Open Letter to the IMF on austerity and social protection
To Christine Lagarde, IMF Managing Director
To Executive Directors of the IMF
As a group of economists, academics and development experts, we are writing to express concern over the IMF “independent” evaluation of The IMF and social protection, and its recommendations approved by IMF Board on July 2017.
We are particularly concerned by IMF advice on social security reforms, led by a fiscal objective, combined with labor reforms that weaken wages and collective bargaining, these reforms have a high human cost and will result in more poverty and inequality.
These reforms and austerity adjustments also depress household income, contract domestic demand and are slowing down global recovery.
Austerity cuts to multiple social protection programs are reducing social protection coverage and benefits. Old-age poverty is increasing in many countries as a result of inadequate pension reforms.
Further, we are very concerned about recent proposals to cut employers contributions to social security (see IMF Policy Paper on Fiscal Policy 2015 and WEO April 2016 chapter 3 on labor taxes/tax wedge) as this would destroy public social security systems and increase inequality.
These reforms have negative social impacts and represent high political costs to governments.
Precisely, world governments agreed in the SDGs to extend social protection systems for all, including social protection floors (SDG 1.3), instead of narrow-targeting safety nets for cost-savings. The IMF endorsement of the SDGs requires supporting global commitments.

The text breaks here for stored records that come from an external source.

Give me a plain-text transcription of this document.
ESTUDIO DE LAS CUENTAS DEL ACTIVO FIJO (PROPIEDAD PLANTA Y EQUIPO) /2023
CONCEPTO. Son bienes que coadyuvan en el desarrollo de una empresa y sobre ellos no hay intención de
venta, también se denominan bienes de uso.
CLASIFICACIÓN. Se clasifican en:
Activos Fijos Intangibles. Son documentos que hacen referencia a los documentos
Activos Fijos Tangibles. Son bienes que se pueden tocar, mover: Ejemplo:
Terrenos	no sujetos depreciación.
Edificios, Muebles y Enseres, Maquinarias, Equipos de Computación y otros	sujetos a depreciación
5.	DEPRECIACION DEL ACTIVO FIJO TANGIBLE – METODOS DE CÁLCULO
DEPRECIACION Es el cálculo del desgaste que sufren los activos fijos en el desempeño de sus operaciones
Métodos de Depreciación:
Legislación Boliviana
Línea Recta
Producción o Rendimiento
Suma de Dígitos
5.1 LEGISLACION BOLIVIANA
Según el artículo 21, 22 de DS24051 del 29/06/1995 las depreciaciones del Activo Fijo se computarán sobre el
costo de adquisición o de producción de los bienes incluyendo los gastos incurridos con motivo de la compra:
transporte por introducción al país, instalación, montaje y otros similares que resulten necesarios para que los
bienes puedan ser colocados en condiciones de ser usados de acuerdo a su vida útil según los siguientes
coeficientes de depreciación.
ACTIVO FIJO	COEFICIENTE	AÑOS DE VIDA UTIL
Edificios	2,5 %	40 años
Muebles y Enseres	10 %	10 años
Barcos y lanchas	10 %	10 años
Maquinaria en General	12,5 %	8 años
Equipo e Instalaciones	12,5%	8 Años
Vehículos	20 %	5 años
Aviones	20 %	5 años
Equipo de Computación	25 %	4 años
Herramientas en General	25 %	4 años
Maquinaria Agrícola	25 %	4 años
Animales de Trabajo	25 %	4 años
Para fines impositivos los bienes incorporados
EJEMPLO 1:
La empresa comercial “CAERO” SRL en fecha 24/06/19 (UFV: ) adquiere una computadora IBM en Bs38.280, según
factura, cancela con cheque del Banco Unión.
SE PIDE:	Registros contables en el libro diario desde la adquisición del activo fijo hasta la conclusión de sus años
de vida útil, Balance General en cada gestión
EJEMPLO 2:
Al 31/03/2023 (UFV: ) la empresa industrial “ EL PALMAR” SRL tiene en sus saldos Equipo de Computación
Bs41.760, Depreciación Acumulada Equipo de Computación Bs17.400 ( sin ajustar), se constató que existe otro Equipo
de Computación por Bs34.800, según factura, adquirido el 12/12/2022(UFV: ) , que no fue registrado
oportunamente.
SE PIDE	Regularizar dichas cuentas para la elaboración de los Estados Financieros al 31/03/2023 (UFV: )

Universal social protection, normally achieved by a combination of public social insurance and social assistance, is supported by all main development organizations due to its positive developmental impacts. Child and maternity benefits increase productivity and help to incorporate women into the labor market; disability and old-age pensions support household income; unemployment support assists those without jobs and has a counter-cyclical function during economic downturns. Adequate social protection benefit levels reduce poverty and inequality, promote human development, social cohesion and political stability.
The IMF does not have expertise on social protection. Advice to countries on social security reforms should be left to the ILO, the UN agency with the mandate for social protection and labor. Other UN organizations can support to extend of coverage, in the context of SDG 1.3. Additionally, representative trade unions must be consulted and strengthened, not weakened, to ensure collective bargaining processes that ultimately will bring prosperity to countries and reduce inequality.
Sir Richard Jolly, Institute of Development Studies, former Deputy Executive Director UNICEF (1982-1996)
Professor Stephany Griffith-Jones, Financial Markets Director, Initiative for Policy Dialogue, Columbia University
Richard D. Wolff, Professor of Economics Emeritus, University of Massachusetts, Amherst and Visiting Professor, New School University, New York City, USA.
John Weeks, Emeritus Professor of Economics at School of Oriental and African Studies, University of London, UK.
Rolph van der Hoeven, Professor Emeritus Employment and Development Economics, International Institute of Social Studies (ISS), Erasmus University (EUR), The Hague, Netherlands.
Al Campbell, Emeritus Professor of Economics, University of Utah, USA.
Gabriele Koehler, UN Association Germany and Member of UNICEF National Committee, Germany.
Sakiko Fukuda-Parr, Professor of International Affairs,The New School, USA.
Professor Diane Elson, University of Essex and Institute of Development Studies, University of Sussex. Member of UN Committee for Development Policy.
Professor Radhika Balakrishnan, Rutgers University, USA.
Anis Chowdhury, Adjunct Professor, Western Sydney University and the University of New South Wales, Australia.
Jayati Ghosh, Professor, Jawaharlal Nehru University, New Delhi, India.